6 things couple’s need to talk about when taking out a joint personal loan

Last updated on March 9th, 2021 at 04:35 pm by Bill Tsouvalas

There will come a time where couples will find themselves needing that financial boost to take care of their expenses. Taking out a joint personal loan can be the solution, but there are a few things that need to be discussed before taking out a loan. Here are 6 things to discuss before taking out a personal loan..

Joint application personal loan

1. Have you checked your credit score?

Applying for a joint personal loan can increase your chances of getting a loan that comes with a low interest rate, especially if you both have a good credit score. It is important to check your credit score before you apply for a loan. According to an Experian survey, 71% of people never checked their credit score before, 32% didn’t know how to and 24% don’t know what a credit score is. Your credit score will prove your creditworthiness, and the higher the score the better. Credit score according to ranking is:

  • 579 and below: Poor
  • 580-669: Fair
  • 670-739: Good
  • 740-799: Very good
  • 800+: Exceptional

2. What you plan on using it for

It is vital to assess your reason for taking out a personal loan. If it’s something that you both can afford to save towards, you will be better off not taking out a personal loan. However, once you have discussed your reasons why you need a personal loan it will give you a clear direction of how much you need to adequately cover expenses. It can also help you narrow down your search on finding a loan that comes with suitable features.

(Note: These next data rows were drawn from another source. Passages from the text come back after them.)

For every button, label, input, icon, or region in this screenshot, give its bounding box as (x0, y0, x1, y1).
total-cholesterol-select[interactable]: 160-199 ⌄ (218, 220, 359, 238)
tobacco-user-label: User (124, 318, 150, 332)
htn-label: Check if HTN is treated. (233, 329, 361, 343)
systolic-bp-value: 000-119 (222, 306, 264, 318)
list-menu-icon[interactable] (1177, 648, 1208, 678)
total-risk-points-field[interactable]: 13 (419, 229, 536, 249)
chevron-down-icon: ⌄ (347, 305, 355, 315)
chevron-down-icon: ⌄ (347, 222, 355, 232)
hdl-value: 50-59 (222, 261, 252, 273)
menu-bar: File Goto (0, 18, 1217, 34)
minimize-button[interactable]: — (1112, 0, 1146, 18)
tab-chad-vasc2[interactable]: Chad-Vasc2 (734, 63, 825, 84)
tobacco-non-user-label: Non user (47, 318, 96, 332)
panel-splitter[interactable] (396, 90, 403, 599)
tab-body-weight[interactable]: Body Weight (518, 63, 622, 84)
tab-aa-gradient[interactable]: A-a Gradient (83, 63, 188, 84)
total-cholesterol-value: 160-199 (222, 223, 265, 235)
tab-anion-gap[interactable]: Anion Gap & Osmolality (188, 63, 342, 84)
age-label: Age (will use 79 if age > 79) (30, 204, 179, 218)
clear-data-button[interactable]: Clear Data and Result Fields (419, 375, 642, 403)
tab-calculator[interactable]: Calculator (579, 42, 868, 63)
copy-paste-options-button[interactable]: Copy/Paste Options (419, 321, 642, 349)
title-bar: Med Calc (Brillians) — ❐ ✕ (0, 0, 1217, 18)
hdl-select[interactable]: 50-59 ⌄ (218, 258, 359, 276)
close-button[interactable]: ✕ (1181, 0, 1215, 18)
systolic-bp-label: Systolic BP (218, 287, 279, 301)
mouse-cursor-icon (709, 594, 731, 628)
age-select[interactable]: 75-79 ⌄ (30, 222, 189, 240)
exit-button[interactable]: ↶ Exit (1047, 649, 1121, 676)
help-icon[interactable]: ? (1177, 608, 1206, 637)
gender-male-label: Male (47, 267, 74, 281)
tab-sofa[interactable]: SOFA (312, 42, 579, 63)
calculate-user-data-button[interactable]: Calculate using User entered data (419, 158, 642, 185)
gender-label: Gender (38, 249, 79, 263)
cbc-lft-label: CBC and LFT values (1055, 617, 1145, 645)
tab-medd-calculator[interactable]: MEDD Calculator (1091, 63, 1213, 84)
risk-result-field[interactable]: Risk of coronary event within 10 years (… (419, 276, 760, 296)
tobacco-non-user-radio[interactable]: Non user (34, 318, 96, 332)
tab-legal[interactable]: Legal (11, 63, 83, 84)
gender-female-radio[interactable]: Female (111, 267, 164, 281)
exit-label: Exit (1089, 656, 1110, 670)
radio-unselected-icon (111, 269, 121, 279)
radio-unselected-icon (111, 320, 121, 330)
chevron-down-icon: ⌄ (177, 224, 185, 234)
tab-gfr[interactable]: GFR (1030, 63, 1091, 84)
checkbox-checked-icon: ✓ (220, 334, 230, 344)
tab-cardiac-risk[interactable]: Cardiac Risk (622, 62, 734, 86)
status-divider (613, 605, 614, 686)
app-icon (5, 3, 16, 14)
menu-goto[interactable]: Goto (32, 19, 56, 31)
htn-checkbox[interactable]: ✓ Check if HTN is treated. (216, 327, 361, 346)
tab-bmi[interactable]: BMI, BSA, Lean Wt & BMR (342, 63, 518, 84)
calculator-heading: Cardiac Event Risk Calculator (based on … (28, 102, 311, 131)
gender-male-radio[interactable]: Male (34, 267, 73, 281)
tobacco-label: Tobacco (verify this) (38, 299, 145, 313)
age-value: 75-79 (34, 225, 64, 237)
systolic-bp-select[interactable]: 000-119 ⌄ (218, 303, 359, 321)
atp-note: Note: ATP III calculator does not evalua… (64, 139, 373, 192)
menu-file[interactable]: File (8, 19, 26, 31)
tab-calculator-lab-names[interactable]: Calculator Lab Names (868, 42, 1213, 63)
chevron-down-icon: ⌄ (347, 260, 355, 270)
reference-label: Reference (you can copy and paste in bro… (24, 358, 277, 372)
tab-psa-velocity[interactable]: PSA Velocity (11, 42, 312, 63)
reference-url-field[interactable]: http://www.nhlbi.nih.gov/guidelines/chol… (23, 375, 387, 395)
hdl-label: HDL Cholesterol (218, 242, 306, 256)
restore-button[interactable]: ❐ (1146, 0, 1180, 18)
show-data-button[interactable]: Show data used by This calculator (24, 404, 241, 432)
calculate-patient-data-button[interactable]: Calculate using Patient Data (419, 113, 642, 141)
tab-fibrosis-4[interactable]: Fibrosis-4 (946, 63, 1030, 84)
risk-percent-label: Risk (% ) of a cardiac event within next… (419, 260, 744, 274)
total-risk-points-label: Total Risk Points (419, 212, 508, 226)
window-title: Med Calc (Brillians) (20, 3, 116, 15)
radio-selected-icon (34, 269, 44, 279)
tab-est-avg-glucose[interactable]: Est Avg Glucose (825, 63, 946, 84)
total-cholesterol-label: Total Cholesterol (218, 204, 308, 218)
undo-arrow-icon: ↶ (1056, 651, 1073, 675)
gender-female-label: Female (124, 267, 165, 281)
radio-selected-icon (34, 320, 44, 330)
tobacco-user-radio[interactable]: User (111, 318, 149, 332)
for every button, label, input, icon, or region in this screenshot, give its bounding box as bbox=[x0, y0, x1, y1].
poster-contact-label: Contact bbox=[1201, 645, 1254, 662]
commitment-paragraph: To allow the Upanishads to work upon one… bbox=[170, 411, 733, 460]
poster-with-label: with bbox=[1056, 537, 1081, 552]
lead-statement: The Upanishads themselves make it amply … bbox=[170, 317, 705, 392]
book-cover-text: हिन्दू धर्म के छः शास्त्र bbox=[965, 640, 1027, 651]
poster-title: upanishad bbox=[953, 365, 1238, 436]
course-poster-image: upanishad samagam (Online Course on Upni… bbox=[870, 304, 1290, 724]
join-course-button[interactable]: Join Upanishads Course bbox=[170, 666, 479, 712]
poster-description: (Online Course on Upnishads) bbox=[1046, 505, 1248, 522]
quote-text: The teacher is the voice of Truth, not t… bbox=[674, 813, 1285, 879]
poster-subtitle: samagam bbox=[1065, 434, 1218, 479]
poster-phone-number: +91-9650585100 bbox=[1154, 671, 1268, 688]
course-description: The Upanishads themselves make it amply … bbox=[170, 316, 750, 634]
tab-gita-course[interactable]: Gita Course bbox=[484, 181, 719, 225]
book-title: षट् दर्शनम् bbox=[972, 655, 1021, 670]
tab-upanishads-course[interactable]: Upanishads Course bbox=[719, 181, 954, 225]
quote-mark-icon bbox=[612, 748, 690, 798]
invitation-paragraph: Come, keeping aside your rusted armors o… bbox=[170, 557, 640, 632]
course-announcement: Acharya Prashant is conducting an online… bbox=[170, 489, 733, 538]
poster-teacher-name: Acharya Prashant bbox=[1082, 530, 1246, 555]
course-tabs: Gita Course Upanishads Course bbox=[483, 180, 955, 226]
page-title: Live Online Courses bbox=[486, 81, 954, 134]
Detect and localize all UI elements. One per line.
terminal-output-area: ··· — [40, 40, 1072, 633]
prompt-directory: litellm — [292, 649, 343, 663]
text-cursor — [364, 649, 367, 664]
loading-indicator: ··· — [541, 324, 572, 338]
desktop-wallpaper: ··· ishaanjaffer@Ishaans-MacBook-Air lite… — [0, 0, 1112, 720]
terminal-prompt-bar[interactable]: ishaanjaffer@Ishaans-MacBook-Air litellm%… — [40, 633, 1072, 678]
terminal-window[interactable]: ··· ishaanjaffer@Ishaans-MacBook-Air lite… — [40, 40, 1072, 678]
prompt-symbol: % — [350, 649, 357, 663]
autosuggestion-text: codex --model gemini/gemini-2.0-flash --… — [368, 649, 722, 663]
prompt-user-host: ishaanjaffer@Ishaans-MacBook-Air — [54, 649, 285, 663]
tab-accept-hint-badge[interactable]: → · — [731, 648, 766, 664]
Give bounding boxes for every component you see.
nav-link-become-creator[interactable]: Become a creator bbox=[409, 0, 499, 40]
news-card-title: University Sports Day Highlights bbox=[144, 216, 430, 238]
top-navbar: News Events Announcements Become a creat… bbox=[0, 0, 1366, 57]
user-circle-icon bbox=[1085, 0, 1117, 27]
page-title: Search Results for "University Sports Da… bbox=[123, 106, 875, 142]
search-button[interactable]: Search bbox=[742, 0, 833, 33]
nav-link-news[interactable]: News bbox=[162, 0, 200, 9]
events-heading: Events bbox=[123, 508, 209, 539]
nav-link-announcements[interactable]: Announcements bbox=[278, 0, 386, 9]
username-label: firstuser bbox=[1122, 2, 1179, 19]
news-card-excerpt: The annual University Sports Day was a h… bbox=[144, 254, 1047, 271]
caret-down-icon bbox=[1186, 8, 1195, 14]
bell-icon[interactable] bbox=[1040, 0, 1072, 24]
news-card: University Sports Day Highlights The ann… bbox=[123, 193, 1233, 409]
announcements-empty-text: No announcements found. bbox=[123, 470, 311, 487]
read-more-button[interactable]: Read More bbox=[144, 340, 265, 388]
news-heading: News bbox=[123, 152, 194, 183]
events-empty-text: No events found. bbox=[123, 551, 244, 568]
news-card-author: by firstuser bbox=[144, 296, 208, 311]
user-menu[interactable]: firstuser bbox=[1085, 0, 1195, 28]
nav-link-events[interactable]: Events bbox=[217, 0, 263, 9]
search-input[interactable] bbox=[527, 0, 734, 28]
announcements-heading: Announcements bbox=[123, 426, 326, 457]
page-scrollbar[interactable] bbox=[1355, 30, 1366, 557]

3. Will you be able to afford a personal loan?

The Australian Bureau of Statistics found that Aussies took out $5, 777 million worth of personal loans to take care of various expenses in October 2018. One common mistake that people make is to take out a personal loan without checking if they will be able to meet the repayments on it. It is vital to check if the loan comes with an interest rate and a loan term in which you will be able to comfortably pay off without defaulting on it.

4. Can you cover the ongoing costs and fees?

There is more to a loan than the low interest rate, which is why you need to check the fine print. Most loans come with ongoing fees and charges that can affect your monthly repayments. Make sure to check if there any penalty fees that come with making an early repayment. It is better to not take out a loan that you have not checked for such expenses which can wreak havoc on your budget later on.

5. Have you compared your options?

Settling for the first loan that appears to have the best rate can cost you in the long run. Comparing loan from various lenders can help you find a loan that comes with the best rate that is suitable for your needs. You may also find a lender who will be able to give you an increased amount, which is why it pays to compare.

6. Have you spoken to a financial advisor?

Speaking to a financial advisor can put you in a good position to know what options are out there and which will be best suited for you. It can also help you avoid making a costly mistake.